I was more than a little intrigued to discover whether the opening night of John Steinbeck’s Of Mice and Men at the Theatre Royal, endlessly studied by bored fifteen year olds around the UK, would be able to breathe new life into the novella.  With the designers going to great lengths to recreate the images all readers hold in their heads of the dusty Northern Californian landscape, Steinbeck’s America, destitute yet still touched with optimism, has been successfully translated from novel to stage.

Following the lives of two great friends, the large and friendly giant Lennie, and his protector George, the play looks at the difficulties of holding onto the American Dream during the Great Depression.  Finding work at a ranch, having fled their previous employment in Weed, Lennie and George come into contact with a variety of characters, all facing their own crushing sense of failure and entrapment.  Saoirse-Monica Jackson, playing Curley’s Wife, captures this perfectly in her series of monologues, interwoven with Lennie’s nearing the climax of the play.  Her pouting doll-like features take on a worrying child-like significance as the audience is informed of her lost dreams, Curley’s Wife insisting that she could have been in the movies, that she was ‘a natural’.  The tender, shared moment as both characters look out to the audience, each caught in their separate fantasies, adds an important layer of sensitivity to a piece which is largely dominated by masculine dialogue.  Special mention must be given to Kristian Phillips for his depiction of Lennie.  The innocence of this character, shown through his constant desire to hold and caress animals, is carefully juxtaposed with his accidental, violent tendencies in more than one worrying foreshadowing of the tragedy to come.

“Set designer, Liz Ascroft, was interested in capturing both how vast and how claustrophobic the stage can be made to feel for its characters”

The relationship between Lennie and George (played by William Rodell) is convincing and allows for lighter moments of comedy to punctuate the drama.  The repeated exchange of Lennie attempting to smuggle a dead mouse or Slim’s pup into the folds of his overalls, and George’s subsequent scolding, makes for more than one audience laugh.  Dave Fishley also adds some variety as the crippled, black labourer Crooks, who swiftly transitions from high-pitched outbursts – as more than one white person enters the private space of his bedroom – and sudden, melancholy reflections on the state of being alone, in a single scene.  Ben Stott is well cast to portray Curley’s Napoleon complex as his weedy stature (emphasised by his slim fit waistcoat) and quick, jumping movements make him constantly appear inferior when surrounded by the other more burley masculine figures on stage.
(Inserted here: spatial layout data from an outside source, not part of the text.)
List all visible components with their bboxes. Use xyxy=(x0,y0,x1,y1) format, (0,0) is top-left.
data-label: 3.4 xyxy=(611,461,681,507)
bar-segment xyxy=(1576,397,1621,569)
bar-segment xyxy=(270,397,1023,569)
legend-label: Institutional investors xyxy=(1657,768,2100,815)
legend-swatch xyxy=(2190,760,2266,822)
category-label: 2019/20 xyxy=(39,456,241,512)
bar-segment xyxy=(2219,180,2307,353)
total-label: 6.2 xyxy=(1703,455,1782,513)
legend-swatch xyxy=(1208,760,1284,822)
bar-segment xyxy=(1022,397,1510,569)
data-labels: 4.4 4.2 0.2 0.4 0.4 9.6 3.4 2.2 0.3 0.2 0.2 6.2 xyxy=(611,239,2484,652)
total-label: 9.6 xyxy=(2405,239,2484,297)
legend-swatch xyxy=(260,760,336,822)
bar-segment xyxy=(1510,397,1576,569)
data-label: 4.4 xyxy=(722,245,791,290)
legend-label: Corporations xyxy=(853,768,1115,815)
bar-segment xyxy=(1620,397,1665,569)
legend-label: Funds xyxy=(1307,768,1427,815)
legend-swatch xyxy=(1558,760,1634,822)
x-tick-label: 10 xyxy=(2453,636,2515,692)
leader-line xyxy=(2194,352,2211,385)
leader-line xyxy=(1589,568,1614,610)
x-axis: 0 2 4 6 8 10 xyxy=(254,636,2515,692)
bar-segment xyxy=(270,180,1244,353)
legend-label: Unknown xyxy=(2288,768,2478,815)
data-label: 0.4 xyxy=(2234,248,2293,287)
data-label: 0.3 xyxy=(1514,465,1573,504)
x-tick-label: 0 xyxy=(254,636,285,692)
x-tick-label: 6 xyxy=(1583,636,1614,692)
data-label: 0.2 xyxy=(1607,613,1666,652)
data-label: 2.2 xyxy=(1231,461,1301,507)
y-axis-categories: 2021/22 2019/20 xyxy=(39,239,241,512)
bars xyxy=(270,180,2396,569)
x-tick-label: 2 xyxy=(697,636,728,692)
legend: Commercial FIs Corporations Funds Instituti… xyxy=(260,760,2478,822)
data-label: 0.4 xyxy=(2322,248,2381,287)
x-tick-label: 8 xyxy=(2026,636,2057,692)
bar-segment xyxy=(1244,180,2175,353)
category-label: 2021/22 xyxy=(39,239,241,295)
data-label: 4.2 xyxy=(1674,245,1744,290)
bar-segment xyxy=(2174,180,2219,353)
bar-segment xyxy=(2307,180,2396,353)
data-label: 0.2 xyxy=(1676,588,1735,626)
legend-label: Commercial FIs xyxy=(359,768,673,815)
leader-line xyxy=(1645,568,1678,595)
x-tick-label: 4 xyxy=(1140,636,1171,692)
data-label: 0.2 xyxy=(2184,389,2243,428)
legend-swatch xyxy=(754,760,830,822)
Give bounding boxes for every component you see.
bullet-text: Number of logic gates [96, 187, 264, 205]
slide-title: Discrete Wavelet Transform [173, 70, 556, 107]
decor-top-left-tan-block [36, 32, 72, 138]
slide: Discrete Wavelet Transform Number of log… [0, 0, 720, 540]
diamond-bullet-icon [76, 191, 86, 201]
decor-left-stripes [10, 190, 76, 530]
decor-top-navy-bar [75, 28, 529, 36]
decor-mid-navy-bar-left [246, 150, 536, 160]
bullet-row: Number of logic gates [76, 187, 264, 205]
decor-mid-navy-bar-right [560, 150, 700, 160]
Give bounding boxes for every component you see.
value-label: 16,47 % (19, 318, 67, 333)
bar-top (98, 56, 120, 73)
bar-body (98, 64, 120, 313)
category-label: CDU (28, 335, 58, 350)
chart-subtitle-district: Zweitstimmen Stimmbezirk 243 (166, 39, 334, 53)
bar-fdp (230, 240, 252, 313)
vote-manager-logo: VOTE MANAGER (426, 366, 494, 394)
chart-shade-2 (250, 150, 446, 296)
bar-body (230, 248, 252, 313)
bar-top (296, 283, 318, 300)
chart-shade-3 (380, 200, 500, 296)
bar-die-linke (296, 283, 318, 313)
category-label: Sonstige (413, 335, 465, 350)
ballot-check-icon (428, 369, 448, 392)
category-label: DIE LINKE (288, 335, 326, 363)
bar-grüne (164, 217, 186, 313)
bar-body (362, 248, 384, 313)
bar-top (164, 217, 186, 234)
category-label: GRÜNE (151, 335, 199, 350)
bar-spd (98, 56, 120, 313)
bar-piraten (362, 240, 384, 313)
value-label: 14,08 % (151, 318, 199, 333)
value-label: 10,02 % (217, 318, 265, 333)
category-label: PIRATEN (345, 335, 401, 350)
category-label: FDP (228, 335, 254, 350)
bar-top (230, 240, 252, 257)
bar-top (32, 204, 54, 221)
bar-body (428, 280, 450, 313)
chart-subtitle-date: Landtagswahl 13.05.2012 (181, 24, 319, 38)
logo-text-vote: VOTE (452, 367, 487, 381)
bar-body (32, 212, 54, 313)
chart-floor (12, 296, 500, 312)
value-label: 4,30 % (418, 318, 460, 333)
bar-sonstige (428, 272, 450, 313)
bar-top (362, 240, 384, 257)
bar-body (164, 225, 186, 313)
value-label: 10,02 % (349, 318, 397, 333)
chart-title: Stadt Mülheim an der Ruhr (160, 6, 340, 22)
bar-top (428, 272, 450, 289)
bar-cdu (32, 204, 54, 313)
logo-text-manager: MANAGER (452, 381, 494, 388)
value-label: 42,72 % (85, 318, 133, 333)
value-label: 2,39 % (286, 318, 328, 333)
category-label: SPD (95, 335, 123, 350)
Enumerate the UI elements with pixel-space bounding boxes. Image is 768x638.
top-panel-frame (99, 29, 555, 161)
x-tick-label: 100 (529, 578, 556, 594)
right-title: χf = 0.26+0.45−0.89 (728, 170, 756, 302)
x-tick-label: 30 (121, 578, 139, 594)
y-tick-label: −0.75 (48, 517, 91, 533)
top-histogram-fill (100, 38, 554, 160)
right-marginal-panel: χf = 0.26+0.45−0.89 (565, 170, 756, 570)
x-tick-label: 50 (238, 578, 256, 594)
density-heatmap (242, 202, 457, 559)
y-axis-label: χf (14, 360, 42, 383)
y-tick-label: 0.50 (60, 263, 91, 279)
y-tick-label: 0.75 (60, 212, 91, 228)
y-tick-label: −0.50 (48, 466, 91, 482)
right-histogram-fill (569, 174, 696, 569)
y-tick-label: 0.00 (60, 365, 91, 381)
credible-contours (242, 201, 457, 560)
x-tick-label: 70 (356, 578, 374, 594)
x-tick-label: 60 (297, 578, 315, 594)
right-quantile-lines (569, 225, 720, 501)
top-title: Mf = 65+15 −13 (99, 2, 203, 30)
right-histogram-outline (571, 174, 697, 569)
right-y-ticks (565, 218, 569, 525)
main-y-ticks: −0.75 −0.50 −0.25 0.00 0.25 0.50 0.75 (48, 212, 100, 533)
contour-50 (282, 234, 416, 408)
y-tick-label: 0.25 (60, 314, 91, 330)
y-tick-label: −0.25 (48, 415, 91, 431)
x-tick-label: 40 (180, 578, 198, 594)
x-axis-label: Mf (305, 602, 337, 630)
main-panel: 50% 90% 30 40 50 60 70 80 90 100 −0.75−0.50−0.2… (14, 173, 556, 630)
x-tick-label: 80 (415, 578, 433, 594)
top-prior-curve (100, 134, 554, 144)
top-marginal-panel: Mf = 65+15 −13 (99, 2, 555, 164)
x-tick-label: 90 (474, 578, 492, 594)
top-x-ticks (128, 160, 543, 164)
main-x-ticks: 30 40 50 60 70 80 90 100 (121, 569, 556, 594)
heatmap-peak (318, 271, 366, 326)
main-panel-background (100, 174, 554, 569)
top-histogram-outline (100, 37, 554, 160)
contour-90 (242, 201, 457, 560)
Set designer, Liz Ascroft, was interested in capturing both how vast and how claustrophobic the stage can be made to feel for its characters.  The moveable pieces of set, appearing from the ceiling or being pushed on and off stage by the cast in a Brechtian fashion, constantly reshape the acting space; this means that the first scene, open and barren, disturbed only by the thrush signifying its outdoor setting , is immediately transformed with the presence of set used to create the confined ranch.  The muted browns and yellows are continued in all aspects of the stage design; only when the chase begins and Lennie and George’s American Dream is put in danger does the backdrop of the sky gradually change from pale shades to a bloody red.

“To appreciate the conclusion and alleviate some of the density of the first half, the break should have come much sooner”

The positioning of the interval means that the first half is the weightiest, although the second carries the majority of the action.  This has perhaps been a deliberate dramatic choice on the part of director Roxana Silbert, as the closing scene of the first half intimates the tragedy which will conclude the play.  However, after battling with the line for the ladies’ loo in the interval and disengaging from the drama, this means that there is not enough time to fully immerse yourself before the play comes to its finish.  The events feel rushed – gun shot, black out, applause.  To appreciate the conclusion and alleviate some of the density of the first half, the break should have come much sooner.

Of Mice and Men is known to have a play-like structure, with long sequences of description, minimal settings and an emphasis upon dialogue, suggesting that it is one of the easier novels to take to the stage.  Whilst in many respects the performance impressed, in the set design and several of the actors’ portrayals, perhaps more could have been done in the second half to bring the building drama to fruition.